Hence the statement current_global_cell_id += local_subdomain_size after the inner loop:
do {
...
} while(...)
current_global_cell_id += local_subdomain_size;
might lead to errors in the OpenMP setting, I suspect. I would greatly appreciate if any of the OpenMP experts out there can provide some pointers on any of the special OMP directives I can use to make minimum changes to the code but still avail of OpenMP for such a type of for loop.
I'm not sure I understand your code. However, I think you really want some kind of parallel accumulation.
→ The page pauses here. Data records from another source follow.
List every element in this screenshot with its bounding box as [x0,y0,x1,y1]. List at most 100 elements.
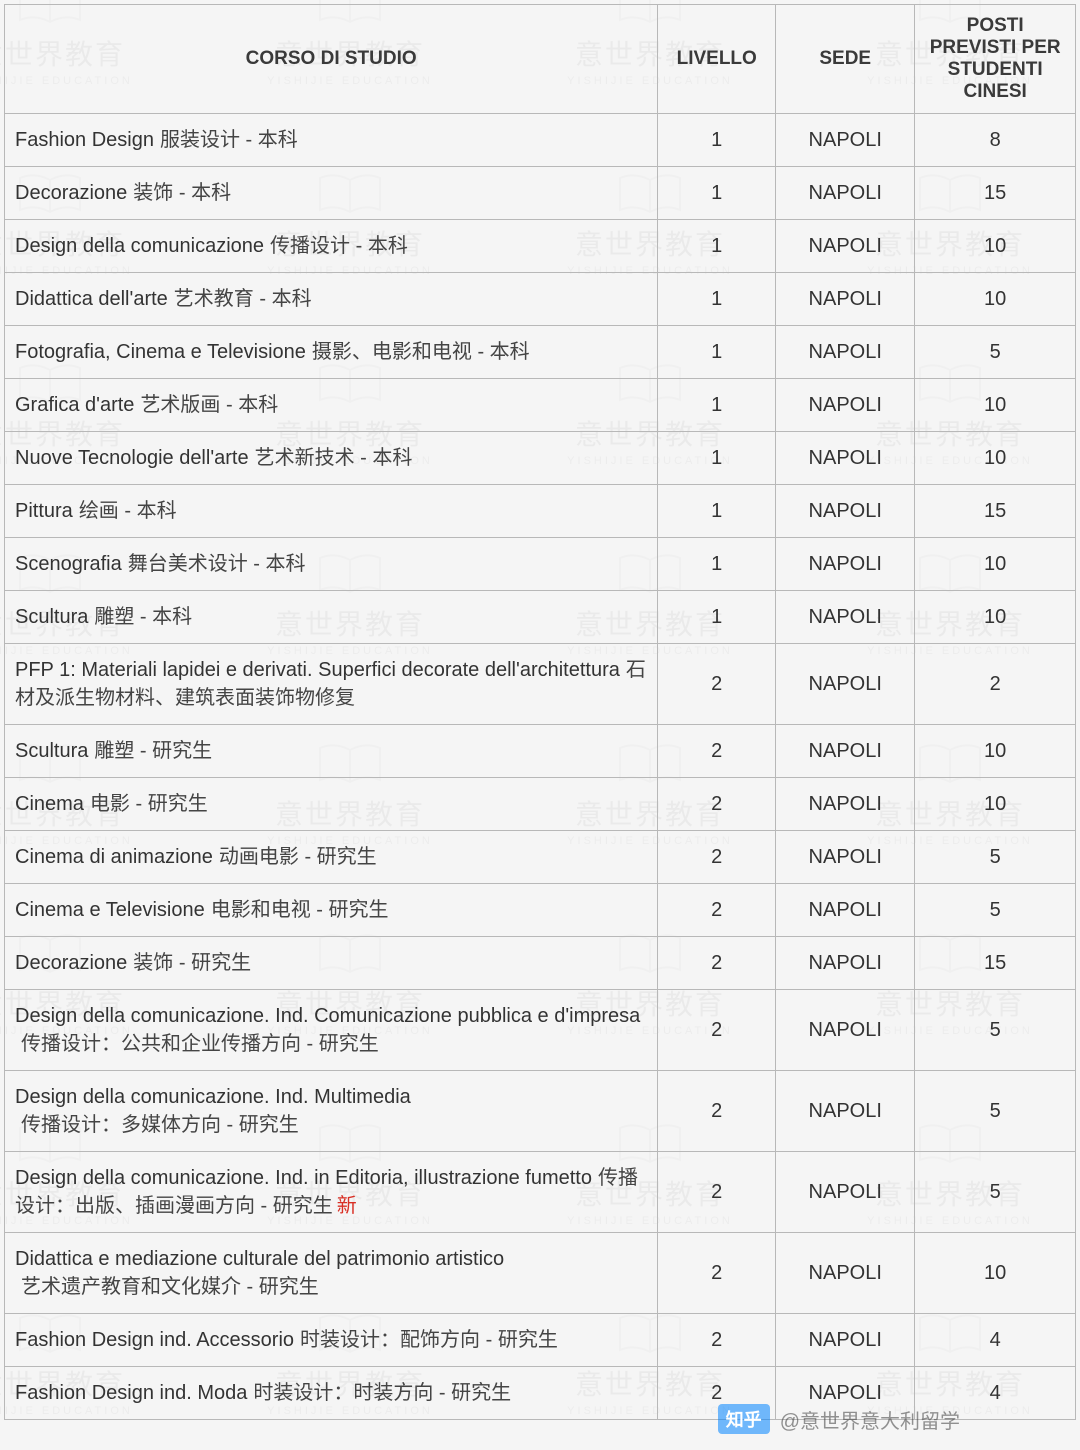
course-chinese: 艺术版画 - 本科 [140,394,278,416]
cell-liv: 2 [658,831,776,884]
cell-posti: 5 [915,1071,1076,1152]
cell-liv: 1 [658,379,776,432]
table-row: Scultura雕塑 - 研究生2NAPOLI10 [5,725,1076,778]
course-chinese: 雕塑 - 本科 [94,606,192,628]
cell-sede: NAPOLI [776,831,915,884]
cell-liv: 2 [658,937,776,990]
course-chinese: 电影 - 研究生 [90,793,208,815]
cell-corso: Fashion Design 服装设计 - 本科 [5,114,658,167]
course-chinese: 雕塑 - 研究生 [94,740,212,762]
course-chinese: 时装设计：时装方向 - 研究生 [253,1382,511,1404]
cell-liv: 2 [658,1071,776,1152]
course-chinese: 传播设计 - 本科 [270,235,408,257]
cell-liv: 2 [658,1314,776,1367]
course-chinese: 装饰 - 研究生 [133,952,251,974]
cell-liv: 2 [658,644,776,725]
cell-corso: Grafica d'arte艺术版画 - 本科 [5,379,658,432]
zhihu-credit: 知乎 @意世界意大利留学 [718,1404,960,1434]
table-row: Fashion Design服装设计 - 本科1NAPOLI8 [5,114,1076,167]
course-chinese: 传播设计：公共和企业传播方向 - 研究生 [21,1033,379,1055]
cell-corso: Pittura绘画 - 本科 [5,485,658,538]
cell-corso: Decorazione 装饰 - 研究生 [5,937,658,990]
cell-corso: Fashion Design ind. Moda 时装设计：时装方向 - 研究生 [5,1367,658,1420]
course-italian: Fashion Design ind. Accessorio [15,1329,294,1351]
cell-sede: NAPOLI [776,379,915,432]
cell-liv: 2 [658,884,776,937]
cell-posti: 10 [915,538,1076,591]
cell-corso: Scultura雕塑 - 研究生 [5,725,658,778]
cell-corso: Scultura 雕塑 - 本科 [5,591,658,644]
course-italian: Scultura [15,606,88,628]
course-chinese: 绘画 - 本科 [79,500,177,522]
cell-corso: Design della comunicazione传播设计 - 本科 [5,220,658,273]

You could use a pattern like
size_t total = 0;
#pragma omp parallel for shared(total) reduction (+:total)
for (int i=0; i<MAXITEMS; i++)
{
total += getvalue(i); // TODO replace with your logic
}
// total has been 'magically' combined by OMP
On a related note, when you use gcc you can just use the __gnu_parallel::accumulate drop-in replacement for std::accumulate, which does exactly the same. See Chapter 18. Parallel Mode
size_t total = __gnu_parallel::accumulate(c.begin(), c.end(), 0, &myvalue_accum);
You can even compile with -D_GLIBCXX_PARALLEL which will make all use of std algorithms automatically parallellized if possible. Don't use that unless you know what you're doing! Frequently, performance just suffers and the chance of introducing bugs due to unexpected parallelism is real
changing id inside the loop is not correct. There is no way to dispatch the loop to different thread, as loop step does not produce a predictable id value.
Why are you using the id inside that do while loop?